Not bad for my first go!  Not only did I get to see some beautiful places and get a decent 70km on my bike, I'm getting to know the history behind the area.  It really does add to the experience.

I'm already looking forward to my next tour of the counties!

Tuesday, 19 May 2015

My First Group Ride

I've been a notorious loner for most of my cycling exploits.  Sometimes it's due to prevailing weather; I still haven't found someone willing to go biking with me in the winter time.  Sometimes it's due to distance; outside of perhaps 2 people, most people I know are casual cyclists that can't fathom riding further than 10 or 15 km in a go.

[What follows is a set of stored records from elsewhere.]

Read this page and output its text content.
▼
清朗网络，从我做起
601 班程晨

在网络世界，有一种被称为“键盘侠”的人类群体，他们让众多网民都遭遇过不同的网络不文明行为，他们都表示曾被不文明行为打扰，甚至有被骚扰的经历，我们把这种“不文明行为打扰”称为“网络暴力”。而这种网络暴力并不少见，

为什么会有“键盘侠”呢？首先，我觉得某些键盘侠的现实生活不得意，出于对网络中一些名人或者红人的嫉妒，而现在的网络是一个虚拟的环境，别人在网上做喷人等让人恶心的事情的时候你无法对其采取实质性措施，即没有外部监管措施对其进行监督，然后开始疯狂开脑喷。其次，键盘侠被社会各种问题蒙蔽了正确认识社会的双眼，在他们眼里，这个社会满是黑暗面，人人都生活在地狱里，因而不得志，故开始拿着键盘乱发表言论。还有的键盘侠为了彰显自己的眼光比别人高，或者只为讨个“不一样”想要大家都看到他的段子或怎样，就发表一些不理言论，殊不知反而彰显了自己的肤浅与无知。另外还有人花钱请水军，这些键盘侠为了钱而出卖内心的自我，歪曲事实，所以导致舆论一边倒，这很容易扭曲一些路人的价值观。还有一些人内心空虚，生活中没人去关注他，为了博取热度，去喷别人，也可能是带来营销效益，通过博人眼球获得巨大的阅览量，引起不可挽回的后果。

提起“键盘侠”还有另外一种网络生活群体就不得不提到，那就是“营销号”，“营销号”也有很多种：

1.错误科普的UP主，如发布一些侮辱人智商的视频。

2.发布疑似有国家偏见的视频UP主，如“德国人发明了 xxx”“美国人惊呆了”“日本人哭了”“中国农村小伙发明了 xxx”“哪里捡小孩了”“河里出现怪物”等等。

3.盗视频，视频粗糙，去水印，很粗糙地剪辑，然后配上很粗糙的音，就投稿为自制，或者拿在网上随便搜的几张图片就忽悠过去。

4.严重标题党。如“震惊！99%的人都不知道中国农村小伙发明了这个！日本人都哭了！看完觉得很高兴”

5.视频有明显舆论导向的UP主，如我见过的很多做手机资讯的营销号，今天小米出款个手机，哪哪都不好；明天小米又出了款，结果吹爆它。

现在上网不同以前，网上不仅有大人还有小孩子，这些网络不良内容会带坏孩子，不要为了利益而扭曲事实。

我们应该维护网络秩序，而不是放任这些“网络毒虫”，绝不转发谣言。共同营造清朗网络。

This year, in an attempt to try a group ride and meet like-minded individuals, I went looking for a cycling club.  There's none very local to me, but I was able to find one in a neighbouring city.  They offered to host me on a couple of development group rides without a membership.  That way I could see if it was for me, without having to pony up any member dues.

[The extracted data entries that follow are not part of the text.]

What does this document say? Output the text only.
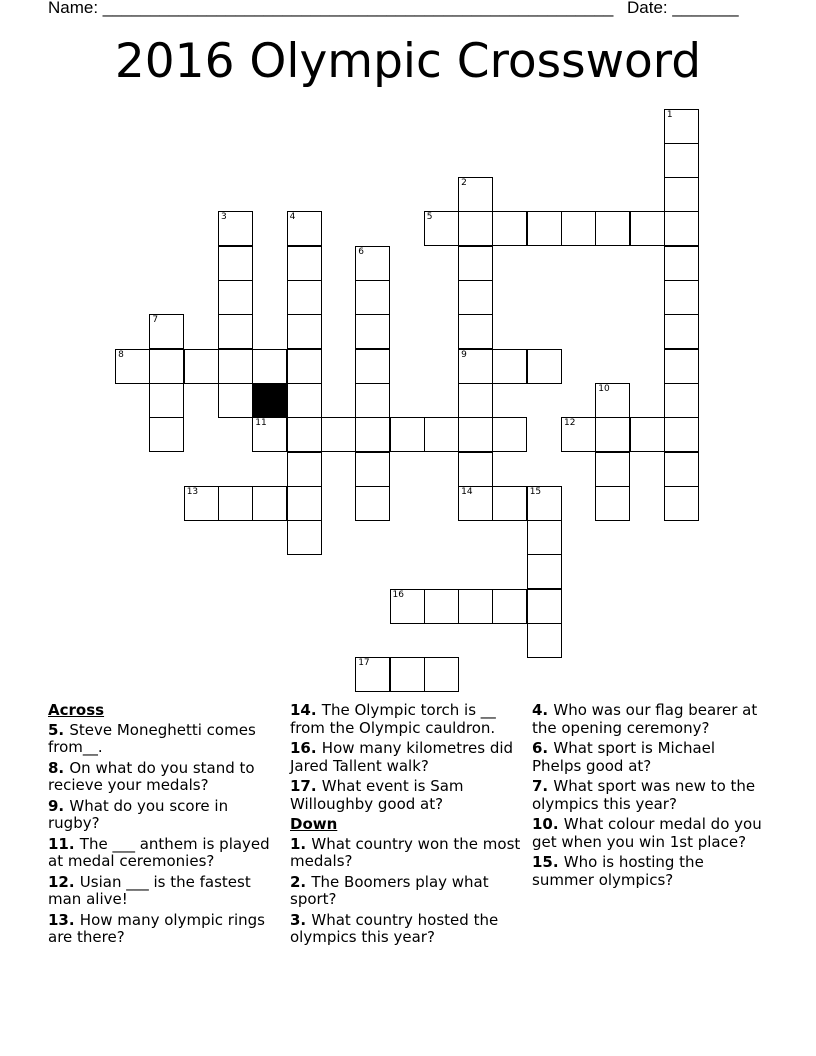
Name: ______________________________________________________ Date: _______
2016 Olympic Crossword
1
2
9
14
3	4	5
6
7
8
10
11	12
13	15
16
17
Across
5. Steve Moneghetti comes from__.
8. On what do you stand to recieve your medals?
9. What do you score in rugby?
11. The ___ anthem is played at medal ceremonies?
12. Usian ___ is the fastest man alive!
13. How many olympic rings are there?
14. The Olympic torch is __ from the Olympic cauldron.
16. How many kilometres did Jared Tallent walk?
17. What event is Sam Willoughby good at?
Down
1. What country won the most medals?
2. The Boomers play what sport?
3. What country hosted the olympics this year?
4. Who was our flag bearer at the opening ceremony?
6. What sport is Michael Phelps good at?
7. What sport was new to the olympics this year?
10. What colour medal do you get when you win 1st place?
15. Who is hosting the summer olympics?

I showed up for my first group ride early by over an hour.  I had intended on being early by 30 minutes but the departure time wasn't exactly what was scheduled.  It gave me a lot of time to observe others showing up and what sort of gear they had.  It looked like everyone had road bikes with clipless pedals and shoes.  Some people were talking about how to save weight on their bikes.  Needless to say my bicycle rack stuck out like a sore thumb.

One of the first things I learned was the use of hand signals.  A finger was handy to point out hazards like potholes while several wriggling fingers could be used to describe an area with gravel or loose rock.  A pointed finger moving back and forth behind a rider warns of an upcoming railway crossing.  The real trick is being fast on the timing.  After all, if you don't warn the person behind you about the pothole, they'll hit it, and so will everyone behind them.

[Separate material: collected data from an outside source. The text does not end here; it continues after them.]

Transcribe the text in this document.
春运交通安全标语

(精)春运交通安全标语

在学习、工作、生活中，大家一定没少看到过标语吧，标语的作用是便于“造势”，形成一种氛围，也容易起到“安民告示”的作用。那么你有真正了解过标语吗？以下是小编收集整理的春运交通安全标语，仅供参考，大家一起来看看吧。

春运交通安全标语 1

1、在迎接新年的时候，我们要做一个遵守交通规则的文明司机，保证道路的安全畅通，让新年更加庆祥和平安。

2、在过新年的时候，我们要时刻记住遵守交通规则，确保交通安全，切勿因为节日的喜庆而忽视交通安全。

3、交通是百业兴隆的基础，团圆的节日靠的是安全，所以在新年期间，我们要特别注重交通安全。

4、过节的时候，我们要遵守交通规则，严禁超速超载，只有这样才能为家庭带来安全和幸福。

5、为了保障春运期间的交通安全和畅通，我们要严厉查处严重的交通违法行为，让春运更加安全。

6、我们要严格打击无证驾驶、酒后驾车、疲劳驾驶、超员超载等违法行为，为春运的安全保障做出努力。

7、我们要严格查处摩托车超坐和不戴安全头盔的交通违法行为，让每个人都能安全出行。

I also learned a bit of rural road protocol when it came to cycling.  Anytime there was no shoulder, we would ride in single file.  If there was a spacious paved shoulder, we're ride two by two.  Cars were pretty good about giving us space or waiting until safe to pass.

When I heard the paceline was going to be about 25km/h, I figured it would be easy to keep up.  My average speed on many rides is like that.  I didn't take into account that my average speed was made up of slow uphills and fast downhills.  Maintaining close to that pace uphills left me pretty winded.  It felt weird to ride my brakes downhill instead of blasting away.

Speaking of brakes, I probably used my brakes more in that one ride then I ever had by myself.  Usually when I'm solo, stop signs are few and far between.  In a group ride, you're constantly trying to keep the group speed; frequently this means applying brakes and pedalling harder in equal measures.

One of the things I found so much easier was dealing with wind.  When I'm by myself I feel like a great big flying brick, constantly trying to fight with the wind.  In a group you are shielded from that.  While we weren't a very strict paceline, we did practice drafting and it made such a difference.

The ride was considered a learning ride (development) as well as a social ride.  So one of the things I got to experience was chatting along the route.  The conversation inevitably rolled around cycling; what gear people had got or were getting, races and rides they had done, fun places to go for a ride, and so on.

It just so happened this particular group was a little chaotic and the front half of the group got separated from the back half of the group.  I was in the front half and we looped around county roads looking for the rest of the group.  Eventually we had to get back to town; it was getting dark and it seems like I was the only person who had a bike that was legal to ride at night.  We got back into town around sunset.  The intended route was going to be 35 km but we ended up doing 55 km.

The club has many rides during the week but they're a much faster paceline and a more organized group.  I will need more development rides under my belt before I'm ready for those.  But I've already made up my mind, I'll be joining the club.  Looking forward to tomorrow's development ride!